The idea for the seminar began when senior Nic Fraraccio, the editor-in-chief of The Bison last semester, asked Fatula to write a retrospective piece for the centennial year of the paper.
“I reached out to Jerry because… he just is really the embodiment of a Harding Department of Communication [and] journalism alum, and he was very involved in The Bison in his time as a student,” Fatula said.
Mitchell worked for The Bison from 1979-1982 as a news editor and wrote “Fifth Column,” a satirical column about life at Harding, which was later renamed to “From the inside looking out.” He became an investigative journalist, and his career includes writing Race Against Time, being a Pulitzer Prize finalist, receiving over 30 national awards and a MacArthur “genius” grant.
Mitchell’s work led to the convictions of four Ku Klux Klansmen in the assassination of Medgar Evers, bombing of a Birmingham church, and the deaths of James Chaney, Andy Goodman and Mickey Schwerner and the conviction of serial killer Felix Vail.

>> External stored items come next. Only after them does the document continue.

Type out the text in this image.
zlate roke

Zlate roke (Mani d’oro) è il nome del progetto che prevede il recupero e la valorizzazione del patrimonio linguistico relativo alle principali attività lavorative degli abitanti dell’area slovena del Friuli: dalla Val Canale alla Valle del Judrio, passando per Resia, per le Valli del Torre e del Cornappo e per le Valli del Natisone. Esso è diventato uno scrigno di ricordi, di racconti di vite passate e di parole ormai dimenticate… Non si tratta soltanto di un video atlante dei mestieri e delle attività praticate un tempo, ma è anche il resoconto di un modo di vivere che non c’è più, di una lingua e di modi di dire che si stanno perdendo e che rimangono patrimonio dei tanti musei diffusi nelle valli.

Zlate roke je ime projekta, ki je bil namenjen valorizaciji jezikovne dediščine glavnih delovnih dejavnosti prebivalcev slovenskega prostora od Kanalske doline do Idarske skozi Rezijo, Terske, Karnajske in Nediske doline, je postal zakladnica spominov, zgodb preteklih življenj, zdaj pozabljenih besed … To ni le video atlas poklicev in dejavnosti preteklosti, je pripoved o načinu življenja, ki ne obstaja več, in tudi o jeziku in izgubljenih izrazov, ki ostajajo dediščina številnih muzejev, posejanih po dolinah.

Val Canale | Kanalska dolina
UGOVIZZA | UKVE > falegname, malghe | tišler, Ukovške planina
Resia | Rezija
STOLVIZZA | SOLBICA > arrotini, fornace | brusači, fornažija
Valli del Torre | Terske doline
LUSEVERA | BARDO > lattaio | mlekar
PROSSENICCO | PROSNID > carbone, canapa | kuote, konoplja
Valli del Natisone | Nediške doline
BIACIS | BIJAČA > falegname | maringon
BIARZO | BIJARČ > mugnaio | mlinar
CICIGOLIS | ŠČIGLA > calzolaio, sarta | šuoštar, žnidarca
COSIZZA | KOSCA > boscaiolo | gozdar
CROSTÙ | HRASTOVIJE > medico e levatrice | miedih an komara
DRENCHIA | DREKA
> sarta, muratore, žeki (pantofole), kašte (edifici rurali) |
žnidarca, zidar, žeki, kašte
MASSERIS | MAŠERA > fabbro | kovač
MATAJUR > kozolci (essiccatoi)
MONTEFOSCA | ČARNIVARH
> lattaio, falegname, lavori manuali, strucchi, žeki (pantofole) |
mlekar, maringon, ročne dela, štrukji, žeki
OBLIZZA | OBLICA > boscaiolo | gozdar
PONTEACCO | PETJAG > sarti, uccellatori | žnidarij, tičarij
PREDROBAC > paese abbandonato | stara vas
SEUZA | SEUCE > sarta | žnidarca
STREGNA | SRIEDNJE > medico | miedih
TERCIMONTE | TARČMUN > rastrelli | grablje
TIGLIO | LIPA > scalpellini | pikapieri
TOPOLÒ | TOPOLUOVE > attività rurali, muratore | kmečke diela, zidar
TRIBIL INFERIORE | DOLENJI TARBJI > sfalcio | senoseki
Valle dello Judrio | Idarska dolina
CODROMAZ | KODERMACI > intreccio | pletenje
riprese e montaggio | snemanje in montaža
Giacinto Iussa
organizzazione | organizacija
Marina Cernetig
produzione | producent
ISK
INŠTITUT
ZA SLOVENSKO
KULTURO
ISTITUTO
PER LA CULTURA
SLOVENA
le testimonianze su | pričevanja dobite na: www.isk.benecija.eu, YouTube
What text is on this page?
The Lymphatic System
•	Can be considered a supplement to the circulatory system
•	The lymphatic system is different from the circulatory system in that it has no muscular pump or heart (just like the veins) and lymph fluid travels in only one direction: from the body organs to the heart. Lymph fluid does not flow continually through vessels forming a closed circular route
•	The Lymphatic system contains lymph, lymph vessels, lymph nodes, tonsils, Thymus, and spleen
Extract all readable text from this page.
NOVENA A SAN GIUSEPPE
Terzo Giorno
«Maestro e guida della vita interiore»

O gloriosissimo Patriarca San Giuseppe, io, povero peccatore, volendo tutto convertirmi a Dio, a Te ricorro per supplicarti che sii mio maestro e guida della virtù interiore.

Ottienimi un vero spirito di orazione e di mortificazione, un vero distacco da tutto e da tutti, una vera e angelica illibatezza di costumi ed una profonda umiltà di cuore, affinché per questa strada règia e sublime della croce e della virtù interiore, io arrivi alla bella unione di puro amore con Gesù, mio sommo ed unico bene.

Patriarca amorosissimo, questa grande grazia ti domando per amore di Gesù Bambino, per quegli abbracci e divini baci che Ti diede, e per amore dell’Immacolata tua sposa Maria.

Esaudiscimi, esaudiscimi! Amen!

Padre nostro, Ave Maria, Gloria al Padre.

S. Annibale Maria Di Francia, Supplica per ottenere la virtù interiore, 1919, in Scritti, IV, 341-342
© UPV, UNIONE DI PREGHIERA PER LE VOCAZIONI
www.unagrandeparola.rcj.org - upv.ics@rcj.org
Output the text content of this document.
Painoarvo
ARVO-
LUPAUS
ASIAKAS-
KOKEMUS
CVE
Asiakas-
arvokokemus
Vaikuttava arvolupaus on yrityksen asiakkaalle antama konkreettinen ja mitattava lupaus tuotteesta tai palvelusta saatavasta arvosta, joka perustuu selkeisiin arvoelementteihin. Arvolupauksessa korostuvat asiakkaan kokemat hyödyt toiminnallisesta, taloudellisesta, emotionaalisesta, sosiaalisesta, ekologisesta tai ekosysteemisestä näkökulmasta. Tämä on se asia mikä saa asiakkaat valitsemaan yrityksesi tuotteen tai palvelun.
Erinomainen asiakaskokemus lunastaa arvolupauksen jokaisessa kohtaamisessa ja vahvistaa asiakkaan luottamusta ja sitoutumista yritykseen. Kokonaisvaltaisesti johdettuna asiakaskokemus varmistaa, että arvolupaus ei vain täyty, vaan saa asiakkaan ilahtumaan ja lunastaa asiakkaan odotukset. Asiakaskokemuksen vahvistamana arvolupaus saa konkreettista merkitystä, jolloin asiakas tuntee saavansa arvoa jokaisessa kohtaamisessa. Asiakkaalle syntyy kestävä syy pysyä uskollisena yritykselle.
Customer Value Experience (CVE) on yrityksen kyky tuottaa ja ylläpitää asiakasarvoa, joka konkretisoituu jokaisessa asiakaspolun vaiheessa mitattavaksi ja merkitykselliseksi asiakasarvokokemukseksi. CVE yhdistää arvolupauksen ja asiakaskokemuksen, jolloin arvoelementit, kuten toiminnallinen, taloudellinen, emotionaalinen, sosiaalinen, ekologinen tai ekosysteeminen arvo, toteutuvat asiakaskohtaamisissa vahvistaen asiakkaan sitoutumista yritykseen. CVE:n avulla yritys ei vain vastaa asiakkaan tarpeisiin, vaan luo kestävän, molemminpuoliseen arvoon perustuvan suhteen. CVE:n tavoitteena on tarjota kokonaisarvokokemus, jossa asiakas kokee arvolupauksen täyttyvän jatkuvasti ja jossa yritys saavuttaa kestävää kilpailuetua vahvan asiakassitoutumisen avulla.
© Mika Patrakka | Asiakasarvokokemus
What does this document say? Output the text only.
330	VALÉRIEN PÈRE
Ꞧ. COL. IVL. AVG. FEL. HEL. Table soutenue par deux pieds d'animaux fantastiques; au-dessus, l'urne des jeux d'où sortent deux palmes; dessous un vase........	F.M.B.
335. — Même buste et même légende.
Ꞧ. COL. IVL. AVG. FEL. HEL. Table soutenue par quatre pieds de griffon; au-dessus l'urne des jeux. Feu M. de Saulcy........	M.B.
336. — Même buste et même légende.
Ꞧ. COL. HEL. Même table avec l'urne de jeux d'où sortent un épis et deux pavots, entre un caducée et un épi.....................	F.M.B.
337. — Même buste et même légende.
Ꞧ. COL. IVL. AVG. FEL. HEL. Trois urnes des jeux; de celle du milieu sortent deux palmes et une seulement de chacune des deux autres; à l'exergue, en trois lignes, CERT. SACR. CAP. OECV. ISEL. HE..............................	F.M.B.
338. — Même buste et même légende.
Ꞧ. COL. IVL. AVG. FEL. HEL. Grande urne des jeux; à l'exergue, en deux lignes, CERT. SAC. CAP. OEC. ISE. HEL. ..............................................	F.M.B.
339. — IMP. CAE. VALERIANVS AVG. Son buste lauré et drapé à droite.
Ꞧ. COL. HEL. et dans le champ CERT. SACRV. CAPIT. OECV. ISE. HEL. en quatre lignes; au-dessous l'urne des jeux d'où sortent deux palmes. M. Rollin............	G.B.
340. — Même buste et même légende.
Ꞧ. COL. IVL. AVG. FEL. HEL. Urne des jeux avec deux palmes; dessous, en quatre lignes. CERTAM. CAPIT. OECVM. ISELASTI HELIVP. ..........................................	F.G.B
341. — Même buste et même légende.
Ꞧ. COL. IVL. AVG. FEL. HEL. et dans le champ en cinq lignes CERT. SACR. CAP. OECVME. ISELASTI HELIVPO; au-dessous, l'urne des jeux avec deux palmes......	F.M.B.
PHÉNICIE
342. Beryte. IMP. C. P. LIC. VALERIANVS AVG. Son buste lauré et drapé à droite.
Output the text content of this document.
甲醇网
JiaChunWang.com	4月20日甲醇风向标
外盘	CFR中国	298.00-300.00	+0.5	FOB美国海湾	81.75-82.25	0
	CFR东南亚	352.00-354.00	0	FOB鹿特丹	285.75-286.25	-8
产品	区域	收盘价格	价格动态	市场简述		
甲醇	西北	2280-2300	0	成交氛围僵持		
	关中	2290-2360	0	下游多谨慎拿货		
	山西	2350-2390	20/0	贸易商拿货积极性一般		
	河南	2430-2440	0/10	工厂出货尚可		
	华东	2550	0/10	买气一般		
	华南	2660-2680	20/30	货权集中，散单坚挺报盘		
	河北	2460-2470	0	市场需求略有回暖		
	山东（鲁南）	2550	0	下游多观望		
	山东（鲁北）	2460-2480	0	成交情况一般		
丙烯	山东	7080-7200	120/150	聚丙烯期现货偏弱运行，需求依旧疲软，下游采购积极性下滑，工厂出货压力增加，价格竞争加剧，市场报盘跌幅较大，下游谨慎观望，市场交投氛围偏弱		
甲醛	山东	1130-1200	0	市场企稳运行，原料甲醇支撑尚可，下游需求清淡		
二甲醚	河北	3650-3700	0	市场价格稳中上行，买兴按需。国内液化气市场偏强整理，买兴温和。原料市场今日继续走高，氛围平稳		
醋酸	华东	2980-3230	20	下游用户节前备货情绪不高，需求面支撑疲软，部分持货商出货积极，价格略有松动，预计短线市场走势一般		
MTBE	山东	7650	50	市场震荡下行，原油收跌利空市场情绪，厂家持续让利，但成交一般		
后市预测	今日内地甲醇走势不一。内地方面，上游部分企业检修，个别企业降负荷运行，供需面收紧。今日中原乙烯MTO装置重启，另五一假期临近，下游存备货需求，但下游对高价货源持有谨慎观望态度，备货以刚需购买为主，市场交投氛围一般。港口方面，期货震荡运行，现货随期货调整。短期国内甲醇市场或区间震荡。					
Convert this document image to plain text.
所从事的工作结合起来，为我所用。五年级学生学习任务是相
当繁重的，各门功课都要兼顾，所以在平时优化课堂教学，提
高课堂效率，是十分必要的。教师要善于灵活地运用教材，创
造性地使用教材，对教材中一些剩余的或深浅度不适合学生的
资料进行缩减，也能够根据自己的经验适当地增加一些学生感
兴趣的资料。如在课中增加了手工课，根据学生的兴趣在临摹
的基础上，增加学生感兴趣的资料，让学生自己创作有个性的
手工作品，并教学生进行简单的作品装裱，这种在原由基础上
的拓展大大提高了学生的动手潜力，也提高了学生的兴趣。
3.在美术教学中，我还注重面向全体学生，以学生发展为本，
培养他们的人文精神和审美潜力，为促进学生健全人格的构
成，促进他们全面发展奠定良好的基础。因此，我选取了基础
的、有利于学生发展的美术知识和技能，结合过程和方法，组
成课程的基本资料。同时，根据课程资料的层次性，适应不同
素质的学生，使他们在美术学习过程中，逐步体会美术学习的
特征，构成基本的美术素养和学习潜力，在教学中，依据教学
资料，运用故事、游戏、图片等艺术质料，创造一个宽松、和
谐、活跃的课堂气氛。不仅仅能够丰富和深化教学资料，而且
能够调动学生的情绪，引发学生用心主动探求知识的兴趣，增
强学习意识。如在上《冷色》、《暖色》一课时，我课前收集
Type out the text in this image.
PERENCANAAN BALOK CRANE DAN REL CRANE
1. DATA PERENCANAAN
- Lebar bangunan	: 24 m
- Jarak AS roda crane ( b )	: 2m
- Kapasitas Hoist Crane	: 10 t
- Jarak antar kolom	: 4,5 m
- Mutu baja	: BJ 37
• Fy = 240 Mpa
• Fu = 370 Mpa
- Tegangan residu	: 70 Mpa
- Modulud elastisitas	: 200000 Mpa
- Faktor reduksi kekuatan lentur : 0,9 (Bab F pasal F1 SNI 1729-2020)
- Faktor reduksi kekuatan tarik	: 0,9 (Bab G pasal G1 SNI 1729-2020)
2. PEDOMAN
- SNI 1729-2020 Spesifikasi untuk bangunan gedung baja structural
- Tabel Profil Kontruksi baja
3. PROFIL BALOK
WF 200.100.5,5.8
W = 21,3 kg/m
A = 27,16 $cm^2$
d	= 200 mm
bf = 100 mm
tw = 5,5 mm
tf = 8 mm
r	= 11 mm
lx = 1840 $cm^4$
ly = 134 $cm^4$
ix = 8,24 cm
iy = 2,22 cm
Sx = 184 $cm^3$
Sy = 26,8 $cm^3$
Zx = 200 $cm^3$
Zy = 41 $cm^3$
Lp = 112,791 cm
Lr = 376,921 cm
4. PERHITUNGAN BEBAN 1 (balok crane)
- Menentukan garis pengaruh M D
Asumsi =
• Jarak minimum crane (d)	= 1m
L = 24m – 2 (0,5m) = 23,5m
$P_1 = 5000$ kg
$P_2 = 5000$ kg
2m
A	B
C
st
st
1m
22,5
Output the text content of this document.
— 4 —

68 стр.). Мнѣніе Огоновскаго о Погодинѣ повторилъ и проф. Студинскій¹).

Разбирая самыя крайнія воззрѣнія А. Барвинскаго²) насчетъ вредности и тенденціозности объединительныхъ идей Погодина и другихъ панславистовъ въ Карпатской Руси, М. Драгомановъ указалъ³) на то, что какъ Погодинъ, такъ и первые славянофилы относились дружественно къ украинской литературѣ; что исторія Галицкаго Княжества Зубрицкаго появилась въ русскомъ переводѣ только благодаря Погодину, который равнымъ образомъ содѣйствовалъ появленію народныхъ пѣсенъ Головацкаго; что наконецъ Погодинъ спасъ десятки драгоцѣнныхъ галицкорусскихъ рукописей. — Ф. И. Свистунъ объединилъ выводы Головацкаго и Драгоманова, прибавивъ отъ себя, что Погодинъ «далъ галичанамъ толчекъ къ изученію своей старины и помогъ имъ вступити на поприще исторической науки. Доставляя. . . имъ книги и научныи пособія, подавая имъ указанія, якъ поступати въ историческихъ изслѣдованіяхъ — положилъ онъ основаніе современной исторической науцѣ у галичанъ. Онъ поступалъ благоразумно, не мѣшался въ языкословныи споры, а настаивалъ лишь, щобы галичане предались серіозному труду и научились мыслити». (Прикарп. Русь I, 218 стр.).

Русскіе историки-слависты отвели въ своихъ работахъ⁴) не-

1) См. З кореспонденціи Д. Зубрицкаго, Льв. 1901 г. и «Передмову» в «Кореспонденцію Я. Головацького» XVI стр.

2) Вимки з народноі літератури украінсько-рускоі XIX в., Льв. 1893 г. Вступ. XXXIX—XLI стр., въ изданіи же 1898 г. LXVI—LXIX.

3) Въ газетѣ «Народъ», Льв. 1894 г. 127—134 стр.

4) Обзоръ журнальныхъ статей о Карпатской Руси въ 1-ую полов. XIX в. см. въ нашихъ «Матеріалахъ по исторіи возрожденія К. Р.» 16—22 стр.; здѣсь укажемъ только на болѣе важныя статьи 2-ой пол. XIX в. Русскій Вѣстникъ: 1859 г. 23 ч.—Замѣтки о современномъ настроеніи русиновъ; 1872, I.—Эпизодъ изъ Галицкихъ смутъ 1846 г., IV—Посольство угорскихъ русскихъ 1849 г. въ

Mitchell asked Fatula if The Bison was doing anything to celebrate the anniversary, and that question started the planning of what evolved into this weekend’s seminar. Fatula said she wanted Mitchell to speak because of his message of justice and mercy and how he interacts with students. Fatula and some of The Bison staff recently heard Mitchell speak at the national College Media Association conference in New Orleans last semester.
“We come from a similar worldview and faith background, but his message was also really well received at that conference,” Fatula said. “And those are not all students who share that same faith background and maybe don’t come at the concept of justice and mercy the same way that we do as Christians.”
Mitchell said believing in truth is one of the beauties of being a Christian because we can’t have justice until we have the truth. He also said that throughout his career, his faith deepened as he saw how God worked to establish truth and justice.
“God’s hand was involved in all of that, all those cases I worked on, no question in my mind,” Mitchell said. “After the conviction in the Dahmer case, I just dove into the Bible and started looking at ‘Okay, what does God think about justice, you know, what does he say about justice,’ and just looked at all the scriptures.”
Fraraccio said he first heard Mitchell speak during his freshman communications class with Dr. Jim Miller. He heard Mitchell speak and met Mitchell at the conference with Fatula last semester.
“Whenever I heard that I was getting to not only hear him speak but get to meet him again, I was super excited just because this is a guy where journalism kind of collided with a different type of field that we usually don’t see, which is more like investigative and also just involvement with the police,” Fraraccio said.